We were able to obtain fresh clinical samples of both malignant and normal prostate tissue, and higher hCGβ production was seen in the former (Fig. 4D-E), suggesting tumor-specific replication of the virus. The low-level production of hCGβ seen also in normal prostate tissue at 72 h may reflect acclimatization of the sample to in vitro conditions and subsequent unphysiologic cellular division (replicating cells phosphorylate Rb). Alternatively, a low level of E3 promoter activity might be present in infected cells even in the absence of virus replication.

hCGβ production in Ad5/3Δ24hCG is controlled by the native E3 promoter. This results in coupling of hCGβ production to viral replication, and hCGβ production begins about 8 h after infection (26). As hCGβ assays are routinely used for pregnancy diagnosis (30), sensitive and inexpensive tests are readily available. Both intact hCG and hCGβ are normally secreted by placental trophoblasts during early pregnancy. Intact hCG stimulates progesterone production in the corpus luteum and maintains pregnancy. However, free hCGβ has no known biological function (31). The use of hCGβ as a marker is appealing also because it is secreted into urine (28), which facilitates noninvasive monitoring of virus replication through urine sampling, although it has been disputed how well serum and urine hCGβ correlate (32).

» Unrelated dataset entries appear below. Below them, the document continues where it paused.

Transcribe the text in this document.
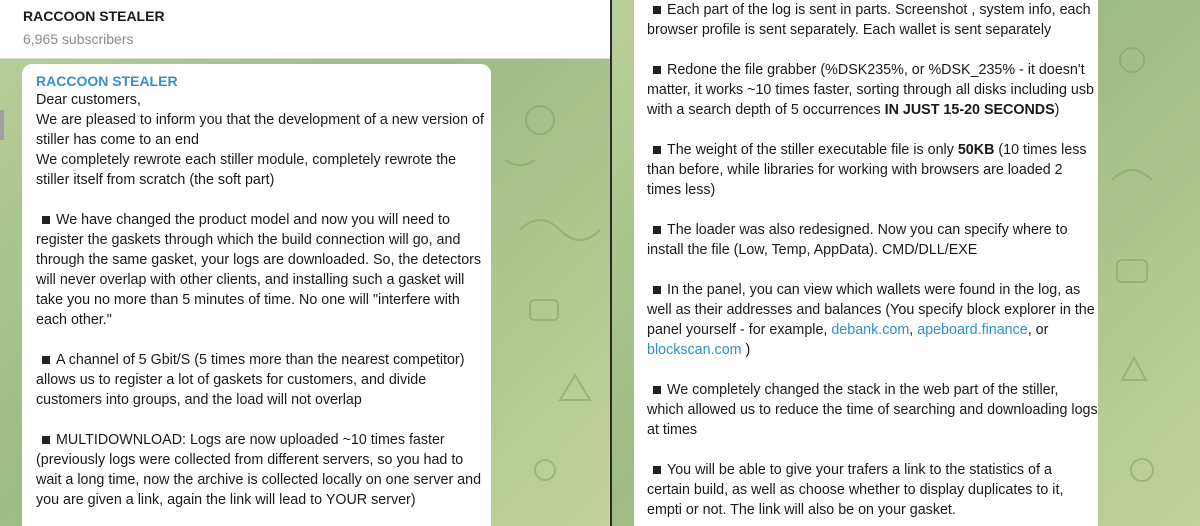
RACCOON STEALER
6,965 subscribers
RACCOON STEALER
Dear customers,
We are pleased to inform you that the development of a new version of stiller has come to an end
We completely rewrote each stiller module, completely rewrote the stiller itself from scratch (the soft part)
We have changed the product model and now you will need to register the gaskets through which the build connection will go, and through the same gasket, your logs are downloaded. So, the detectors will never overlap with other clients, and installing such a gasket will take you no more than 5 minutes of time. No one will "interfere with each other."
A channel of 5 Gbit/S (5 times more than the nearest competitor) allows us to register a lot of gaskets for customers, and divide customers into groups, and the load will not overlap
MULTIDOWNLOAD: Logs are now uploaded ~10 times faster (previously logs were collected from different servers, so you had to wait a long time, now the archive is collected locally on one server and you are given a link, again the link will lead to YOUR server)
Each part of the log is sent in parts. Screenshot , system info, each browser profile is sent separately. Each wallet is sent separately
Redone the file grabber (%DSK235%, or %DSK_235% - it doesn't matter, it works ~10 times faster, sorting through all disks including usb with a search depth of 5 occurrences IN JUST 15-20 SECONDS)
The weight of the stiller executable file is only 50KB (10 times less than before, while libraries for working with browsers are loaded 2 times less)
The loader was also redesigned. Now you can specify where to install the file (Low, Temp, AppData). CMD/DLL/EXE
In the panel, you can view which wallets were found in the log, as well as their addresses and balances (You specify block explorer in the panel yourself - for example, debank.com, apeboard.finance, or blockscan.com )
We completely changed the stack in the web part of the stiller, which allowed us to reduce the time of searching and downloading logs at times
You will be able to give your trafers a link to the statistics of a certain build, as well as choose whether to display duplicates to it, empti or not. The link will also be on your gasket.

hCGβ levels are usually low or undetectable in men (28). However, low level expression of hCGβ has been detected in some prostate adenocarcinomas (33), but the frequency has been low (9%). In this study, hCGβ production was very low in prostate cancer cells lines (0 viral particles per cell curves in Fig. 3E-H). Therefore, the increase in hCGβ in the serum of treated mice was probably caused by virus replication. A lower level of hCGβ on day 10 in comparison to day 5 in the s.c. tumor model suggests effective initial dissemination of the virus, with subsequent killing of tumor cells. On day 10, there may not have been many tumor cells remaining, and therefore, lower hCGβ levels were seen.

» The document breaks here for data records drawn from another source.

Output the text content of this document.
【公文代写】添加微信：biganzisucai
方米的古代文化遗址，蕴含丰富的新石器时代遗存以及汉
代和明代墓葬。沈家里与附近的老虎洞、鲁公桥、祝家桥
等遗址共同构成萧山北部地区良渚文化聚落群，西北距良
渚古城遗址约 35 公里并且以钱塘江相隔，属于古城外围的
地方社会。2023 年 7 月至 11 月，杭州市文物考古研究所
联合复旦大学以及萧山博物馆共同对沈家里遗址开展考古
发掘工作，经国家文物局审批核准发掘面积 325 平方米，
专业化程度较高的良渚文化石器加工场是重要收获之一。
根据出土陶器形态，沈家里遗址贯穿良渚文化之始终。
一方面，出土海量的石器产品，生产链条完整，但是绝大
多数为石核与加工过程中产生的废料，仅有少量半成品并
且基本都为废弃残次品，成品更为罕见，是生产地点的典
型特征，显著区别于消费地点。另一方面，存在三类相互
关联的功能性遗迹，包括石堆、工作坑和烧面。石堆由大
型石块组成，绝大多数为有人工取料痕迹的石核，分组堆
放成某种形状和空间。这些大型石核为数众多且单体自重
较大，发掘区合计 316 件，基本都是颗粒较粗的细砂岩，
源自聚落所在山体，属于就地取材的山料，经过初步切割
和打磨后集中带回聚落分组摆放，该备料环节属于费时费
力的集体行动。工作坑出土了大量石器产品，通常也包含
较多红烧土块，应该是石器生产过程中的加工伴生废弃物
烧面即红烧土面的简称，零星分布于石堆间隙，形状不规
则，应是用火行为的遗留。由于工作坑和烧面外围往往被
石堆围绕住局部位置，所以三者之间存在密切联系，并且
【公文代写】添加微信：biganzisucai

An orthotopic model of aggressive, hormone refractory prostate cancer metastatic to the lung was developed. Following treatment with Ad5/3Δ24hCG, responses could be detected with chest X-ray (Fig. 5), and measurements of serum hCGβ suggested virus replication (Fig. 6). Interestingly, a second increase in hCGβ was seen in most mice, which suggested that despite theoretically continuous replication, tumors were not cured with the first cycle of injections. However, abrogation of replication was not due to resistance to the virus because a second increase in hCGβ production was seen. Instead, it seems likely that intratumoral barriers were responsible for the attenuation of the effect. Most importantly, treatment increased the survival of mice, despite the aggressive nature of the model. Further improvements in survival might be possible with the optimization of the schedule, combination with chemo- or radiation therapy, or arming the CRAd with an antitumor transgene.

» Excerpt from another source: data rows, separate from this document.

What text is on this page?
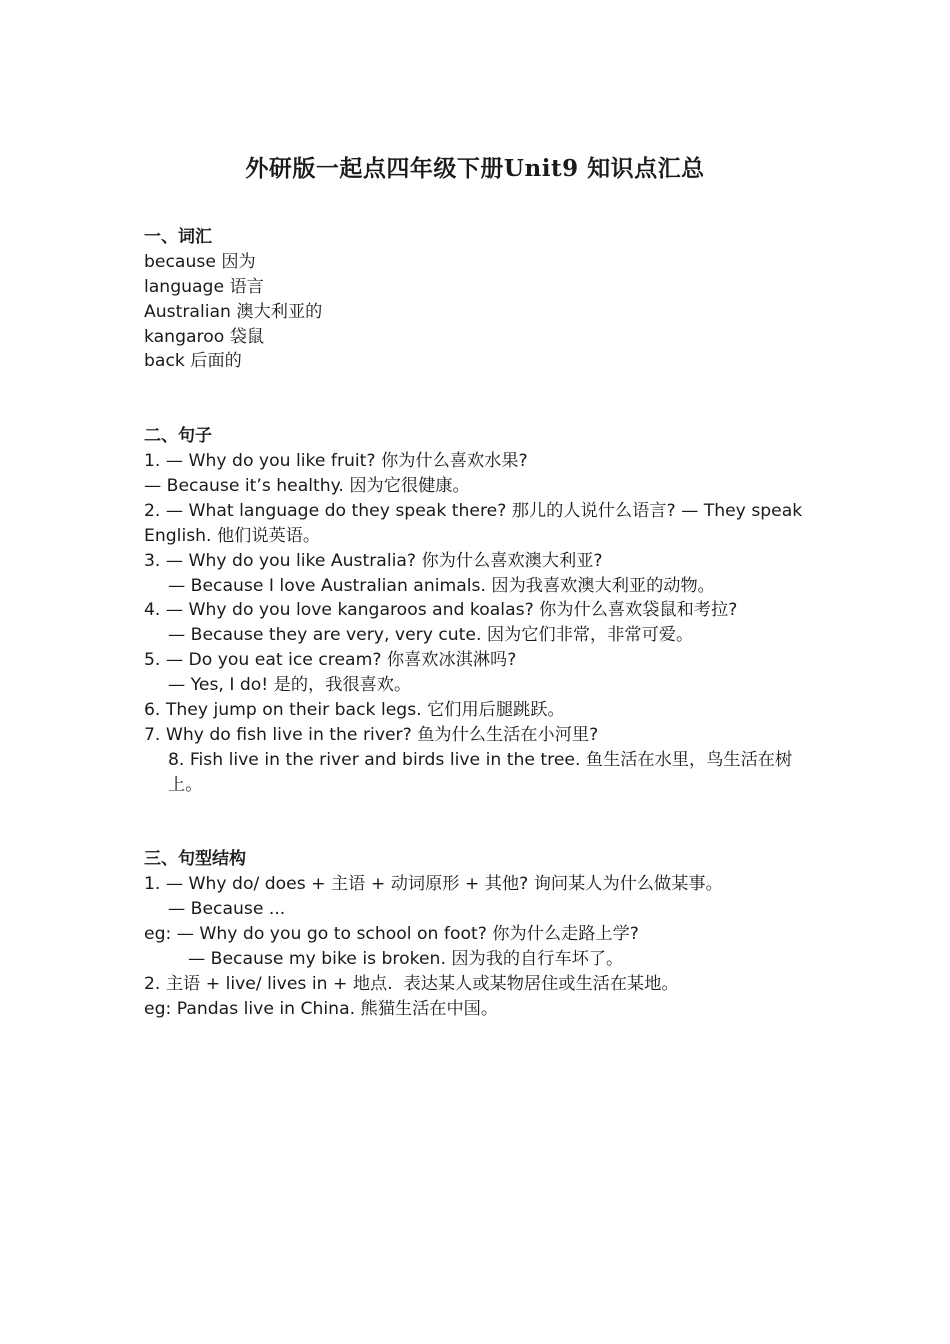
外研版一起点四年级下册Unit9 知识点汇总
一、词汇
because 因为
language 语言
Australian 澳大利亚的
kangaroo 袋鼠
back 后面的
二、句子
1. — Why do you like fruit? 你为什么喜欢水果?
— Because it’s healthy. 因为它很健康。
2. — What language do they speak there? 那儿的人说什么语言? — They speak English. 他们说英语。
3. — Why do you like Australia? 你为什么喜欢澳大利亚?
— Because I love Australian animals. 因为我喜欢澳大利亚的动物。
4. — Why do you love kangaroos and koalas? 你为什么喜欢袋鼠和考拉?
— Because they are very, very cute. 因为它们非常，非常可爱。
5. — Do you eat ice cream? 你喜欢冰淇淋吗?
— Yes, I do! 是的，我很喜欢。
6. They jump on their back legs. 它们用后腿跳跃。
7. Why do fish live in the river? 鱼为什么生活在小河里?
8. Fish live in the river and birds live in the tree. 鱼生活在水里，鸟生活在树上。
三、句型结构
1. — Why do/ does + 主语 + 动词原形 + 其他? 询问某人为什么做某事。
— Because ...
eg: — Why do you go to school on foot? 你为什么走路上学?
— Because my bike is broken. 因为我的自行车坏了。
2. 主语 + live/ lives in + 地点.  表达某人或某物居住或生活在某地。
eg: Pandas live in China. 熊猫生活在中国。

These findings show that improved means for longitudinal analysis of viral kinetics and persistence can help detect and dissect in vivo obstacles that otherwise might be difficult to analyze. If such approaches could be tested in clinical trials, translational bench-to-bedside and back-development might be expedited. Measurements of blood or urine samples would be convenient and patient friendly.

In summary, we have developed a novel oncolytic adenovirus, which shows efficacy in preclinical models of prostate cancer. Previously, favorable results have been obtained in preliminary toxicity and biodistribution data using related agents with identical capsids (34), which facilitates formal studies in preparation for putative clinical trials.

We thank Dr. Kah-Whye Peng (Mayo Clinic, Rochester, MN) for providing the plasmid containing the hCGβ sequence.